[ox] Jungle World 44/2000-Robert Kurz zu UMTS
- From: UlrichLeicht t-online.de (Ulrich Leicht)
- Date: Thu, 26 Oct 2000 07:51:54 +0200
Jungle World 44/2000
Nichts ist unmöglich
Überall in Europa werden derzeit UMTS-Lizenzen
versteigert. Die Folgekosten der neuen Technik könnten
die Telekomindustrie ruinieren. Von Robert Kurz
Jedes Jahr eine neue Epoche, jedes Quartal ein neues ökonomisches
Wunder, jede Woche eine neue Terminologie. Der Turbokapitalismus scheint
sich selbst zu überholen, so schnell ist er - und so unmöglich. Das jüngste
Kind der New Economy heißt UMTS (Universal Mobile Telecommunications
System). Mit anderen Worten: das Internet per Handy zum Mitnehmen für
unterwegs; »schnurlos« und mit zwei Millionen Bit pro Sekunde ungefähr
zweihundertmal schneller als bei den heute gängigen mobilen Anschlüssen.
Dabei handle es sich, so die offiziellen Optimisten vom Dienst, um ein
Zukunftsgeschäft ersten Ranges.
ieser Optimismus wird mit dem Boom bei den jetzigen Handys begründet,
die unter Jugendlichen längst zum Statussymbol geworden sind. Die
Phantasie blüht. Mit dem neuen Standard von UMTS und dem mobilen
Internet soll europaweit endlich der lang ersehnte Durchbruch eines neuen
tragfähigen Massenkonsums kommen, der Verwertungschancen für
Industrie und Telekom-Dienstleistungen in einer ungeahnten Größenordnung
bietet - diesmal angeblich wirklich ausreichend für einen großen
selbsttragenden Aufschwung der Ökonomie.
Allein in Deutschland versprechen Wirtschaftsministerium und elektronische
Industrie 700 000 neue Arbeitsplätze schon in den nächsten fünf Jahren.
Und auch in Italien, wo vergangene Woche die Versteigerung von fünf
UMTS-Lizenzen begann, erhofft man sich neue Wachstumspotenziale.

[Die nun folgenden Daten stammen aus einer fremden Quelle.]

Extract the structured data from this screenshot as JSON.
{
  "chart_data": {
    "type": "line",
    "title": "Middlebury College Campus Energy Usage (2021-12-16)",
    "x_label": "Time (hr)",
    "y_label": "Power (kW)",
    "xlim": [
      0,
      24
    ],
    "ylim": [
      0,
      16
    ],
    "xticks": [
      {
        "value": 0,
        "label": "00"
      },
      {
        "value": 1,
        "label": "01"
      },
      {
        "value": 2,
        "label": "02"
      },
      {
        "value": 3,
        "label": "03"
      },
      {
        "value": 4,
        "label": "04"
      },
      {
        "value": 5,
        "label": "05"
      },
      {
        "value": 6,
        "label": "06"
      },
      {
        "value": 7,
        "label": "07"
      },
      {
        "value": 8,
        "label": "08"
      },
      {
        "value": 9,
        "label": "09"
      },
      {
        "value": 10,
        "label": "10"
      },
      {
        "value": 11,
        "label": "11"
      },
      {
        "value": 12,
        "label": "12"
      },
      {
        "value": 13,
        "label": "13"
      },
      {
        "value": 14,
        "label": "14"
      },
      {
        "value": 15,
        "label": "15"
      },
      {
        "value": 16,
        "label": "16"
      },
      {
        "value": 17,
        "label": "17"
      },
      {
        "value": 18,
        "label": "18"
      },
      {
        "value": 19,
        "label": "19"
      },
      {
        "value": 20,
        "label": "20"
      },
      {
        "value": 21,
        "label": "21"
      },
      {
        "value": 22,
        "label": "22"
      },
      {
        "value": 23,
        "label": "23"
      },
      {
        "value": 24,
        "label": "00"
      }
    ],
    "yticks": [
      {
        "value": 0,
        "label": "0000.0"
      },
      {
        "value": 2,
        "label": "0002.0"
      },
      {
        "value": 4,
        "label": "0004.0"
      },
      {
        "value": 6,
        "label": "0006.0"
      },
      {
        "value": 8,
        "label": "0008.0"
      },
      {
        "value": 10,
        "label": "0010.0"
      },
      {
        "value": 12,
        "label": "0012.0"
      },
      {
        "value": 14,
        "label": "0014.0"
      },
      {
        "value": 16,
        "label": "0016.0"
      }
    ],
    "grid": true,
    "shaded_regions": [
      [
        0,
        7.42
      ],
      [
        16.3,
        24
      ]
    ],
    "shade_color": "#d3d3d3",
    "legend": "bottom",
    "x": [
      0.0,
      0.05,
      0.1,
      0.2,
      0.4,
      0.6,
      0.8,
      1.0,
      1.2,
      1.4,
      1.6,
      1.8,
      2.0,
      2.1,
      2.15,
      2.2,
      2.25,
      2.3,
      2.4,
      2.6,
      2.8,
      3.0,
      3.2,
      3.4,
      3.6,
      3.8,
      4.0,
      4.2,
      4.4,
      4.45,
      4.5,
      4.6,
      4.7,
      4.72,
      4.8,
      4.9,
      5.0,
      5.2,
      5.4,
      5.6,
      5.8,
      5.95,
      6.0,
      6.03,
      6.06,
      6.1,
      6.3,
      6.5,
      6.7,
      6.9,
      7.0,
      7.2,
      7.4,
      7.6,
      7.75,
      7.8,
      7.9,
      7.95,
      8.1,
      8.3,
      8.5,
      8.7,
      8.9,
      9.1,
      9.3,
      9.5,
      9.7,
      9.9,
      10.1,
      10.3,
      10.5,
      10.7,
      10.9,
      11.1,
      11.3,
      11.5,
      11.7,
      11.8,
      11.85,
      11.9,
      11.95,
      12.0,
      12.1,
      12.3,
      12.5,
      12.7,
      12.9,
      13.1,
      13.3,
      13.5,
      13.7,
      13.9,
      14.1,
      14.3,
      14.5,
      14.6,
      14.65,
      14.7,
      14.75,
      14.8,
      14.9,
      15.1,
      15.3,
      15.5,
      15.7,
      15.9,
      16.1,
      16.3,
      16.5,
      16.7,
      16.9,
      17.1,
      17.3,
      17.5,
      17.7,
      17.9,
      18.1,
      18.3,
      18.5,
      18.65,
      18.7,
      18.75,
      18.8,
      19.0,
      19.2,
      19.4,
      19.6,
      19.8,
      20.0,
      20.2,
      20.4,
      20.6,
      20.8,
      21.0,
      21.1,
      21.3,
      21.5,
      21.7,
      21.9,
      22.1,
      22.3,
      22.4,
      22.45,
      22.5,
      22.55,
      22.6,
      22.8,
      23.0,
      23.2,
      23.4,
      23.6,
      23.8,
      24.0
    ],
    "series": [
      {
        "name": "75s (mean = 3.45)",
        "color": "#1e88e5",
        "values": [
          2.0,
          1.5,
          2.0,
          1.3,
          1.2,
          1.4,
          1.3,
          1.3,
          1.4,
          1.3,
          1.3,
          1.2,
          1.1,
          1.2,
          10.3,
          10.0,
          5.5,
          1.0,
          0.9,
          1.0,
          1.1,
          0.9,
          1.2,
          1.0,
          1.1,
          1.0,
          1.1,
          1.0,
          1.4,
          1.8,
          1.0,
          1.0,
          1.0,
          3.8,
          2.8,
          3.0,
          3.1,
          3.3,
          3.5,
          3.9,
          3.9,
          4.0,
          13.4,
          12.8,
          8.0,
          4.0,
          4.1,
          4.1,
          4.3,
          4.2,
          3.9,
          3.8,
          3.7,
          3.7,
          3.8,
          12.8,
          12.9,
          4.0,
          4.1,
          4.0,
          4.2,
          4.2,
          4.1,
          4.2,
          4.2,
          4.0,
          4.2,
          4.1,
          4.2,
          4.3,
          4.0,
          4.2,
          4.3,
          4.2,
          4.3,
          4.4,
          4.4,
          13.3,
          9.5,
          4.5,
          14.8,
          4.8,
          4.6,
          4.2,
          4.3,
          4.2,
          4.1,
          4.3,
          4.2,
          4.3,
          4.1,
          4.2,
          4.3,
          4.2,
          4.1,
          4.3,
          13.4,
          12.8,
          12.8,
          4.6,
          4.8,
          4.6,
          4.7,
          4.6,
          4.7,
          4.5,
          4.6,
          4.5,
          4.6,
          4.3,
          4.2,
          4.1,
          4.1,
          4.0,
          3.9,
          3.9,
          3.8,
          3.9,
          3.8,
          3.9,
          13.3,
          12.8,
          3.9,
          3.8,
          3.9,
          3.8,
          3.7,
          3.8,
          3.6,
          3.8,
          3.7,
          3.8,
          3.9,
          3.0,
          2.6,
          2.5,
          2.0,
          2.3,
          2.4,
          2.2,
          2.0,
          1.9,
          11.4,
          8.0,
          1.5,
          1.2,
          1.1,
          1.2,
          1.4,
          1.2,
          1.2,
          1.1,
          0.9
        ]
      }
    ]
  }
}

Schließlich gibt es dort mittlerweile mehr Funktelefone als
Festnetzanschlüsse.
Die optimistische Prognose dürfte wie zahlreiche ähnliche Hoffnungen und
Versprechen in den letzten Jahren schon bald als Luftnummer entzaubert
werden. Nach ersten Umfragen denken weniger als 25 Prozent der
bisherigen Handy-Nutzer daran, auf UMTS umzusteigen. Der von Marketing,
Unternehmensberatern und Regierungen erzeugte Mobilitätswahn kann
nicht ewig gesteigert werden. Schon allein wegen der möglicherweise
mangelnden Nachfrage könnte UMTS ökonomisch ein ähnlicher Flop werden
wie das Pay-TV, dessen Protagonisten - etwa der deutsche Medienzar Leo
Kirch - heute verzweifelt am Rande des großen Bankrotts lavieren.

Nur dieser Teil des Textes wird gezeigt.